MS-based strategies to identify specific SUMOylation sites. (A) His6-SUMO1-T95R or HisSUMO2-T91R modified proteins are purified by Ni-NTA, digested with trypsin, and peptides containing the di-glycine remnant are enriched using a specific α-KεGG antibody. (B) His6-SUMO2 T91K modified proteins are purified by Ni-NTA, digested with Lys-C, and peptides containing the diglycine remnant are enriched using a specific α-KεGG antibody. (C) Proteins modified with His10-SUMO2-K0-Q88R (K0 = all K residues mutated to R) are purified by Ni-NTA and digested with Lys-C. Peptides containing the intact His10-SUMO modification are then enriched by a second Ni-NTA purification step before trypsin digest. (D) His6-SUMO1 Q92R, His6-SUMO2 Q88R and His6-SUMO3 QQ87/88RN modified proteins are purified by Ni-NTA, digested with trypsin, and peptides containing a (X)QTGG remnant are enriched using a specific α-NQTGG antibody. (E) Target proteins modified with endogenous SUMO are digested with Lys-C. Peptides containing a SUMO fragment (with the intact SUMO2/3 antibody epitope) are then immunoaffinity-purified before a second digestion step with Asp-N. (F) Target proteins modified with endogenous SUMO are digested with the endoproteinase WaLP, and peptides containing the di-glycine remnant are enriched using a specific α-KεGG antibody.

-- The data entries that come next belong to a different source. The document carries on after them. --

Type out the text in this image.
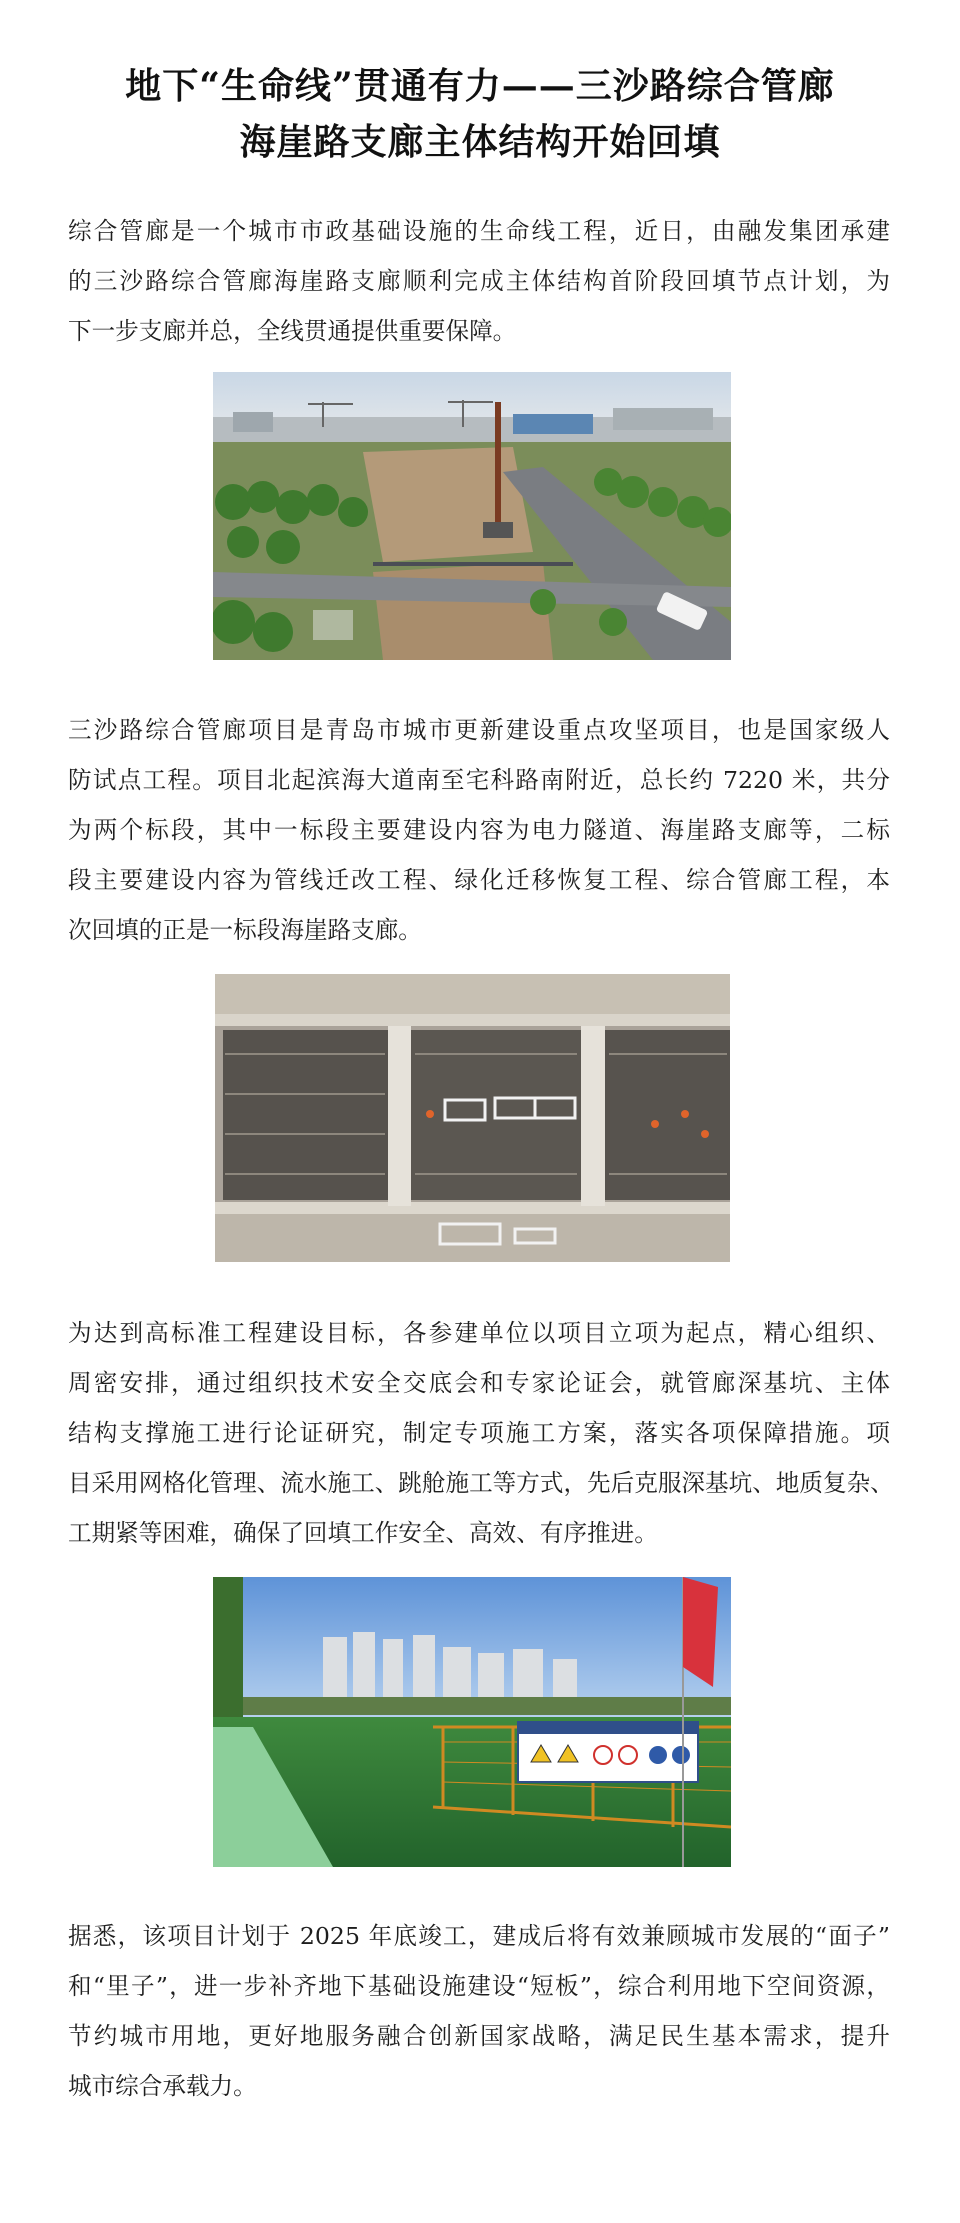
地下“生命线”贯通有力——三沙路综合管廊
海崖路支廊主体结构开始回填

综合管廊是一个城市市政基础设施的生命线工程，近日，由融发集团承建
的三沙路综合管廊海崖路支廊顺利完成主体结构首阶段回填节点计划，为
下一步支廊并总，全线贯通提供重要保障。

三沙路综合管廊项目是青岛市城市更新建设重点攻坚项目，也是国家级人
防试点工程。项目北起滨海大道南至宅科路南附近，总长约 7220 米，共分
为两个标段，其中一标段主要建设内容为电力隧道、海崖路支廊等，二标
段主要建设内容为管线迁改工程、绿化迁移恢复工程、综合管廊工程，本
次回填的正是一标段海崖路支廊。

为达到高标准工程建设目标，各参建单位以项目立项为起点，精心组织、
周密安排，通过组织技术安全交底会和专家论证会，就管廊深基坑、主体
结构支撑施工进行论证研究，制定专项施工方案，落实各项保障措施。项
目采用网格化管理、流水施工、跳舱施工等方式，先后克服深基坑、地质复杂、
工期紧等困难，确保了回填工作安全、高效、有序推进。

据悉，该项目计划于 2025 年底竣工，建成后将有效兼顾城市发展的“面子”
和“里子”，进一步补齐地下基础设施建设“短板”，综合利用地下空间资源，
节约城市用地，更好地服务融合创新国家战略，满足民生基本需求，提升
城市综合承载力。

For all methods (A–F), enriched peptides are analyzed by mass spectrometry (MS) for identification and quantification.

Figure 5

Identification of SUMO-interacting proteins by SUMO-ID. The N-terminal Split-TurboID construct is fused to the SUMO of interest, and the C-terminal fragment is fused to a potentially SUMOylated (or SIM-containing) target. Target SUMOylation, or SUMO-SIM interaction, results in reconstitution of the Split-TurboID and permits biotin labeling of proximal proteins. Biotinylated proteins can then be purified on streptavidin matrices and analyzed by mass spectrometry (MS). Concept developed in [68].

Figure 6

Example of how SUMO proteomics has identified a new type of innate antiviral response. Model of the infection-triggered TRIM28 SUMO-switch identified by proteomics that leads to increased antiviral responses. Influenza A virus (IAV) infection causes loss of SUMOylated TRIM28, destabilizing a multi-protein transcriptional repression complex and permitting endogenous retroelement (e.g., endogenous retrovirus, ERV) release. ERV expression can lead to the formation of endogenous ‘self’ double-stranded (ds) RNA that may be sensed by cellular Pattern Recognition Receptors (PRRs) that normally detect exogenous Pathogen-Associated Molecular Patterns (PAMPs), such as viral dsRNA, and trigger antiviral immunity via IFN production.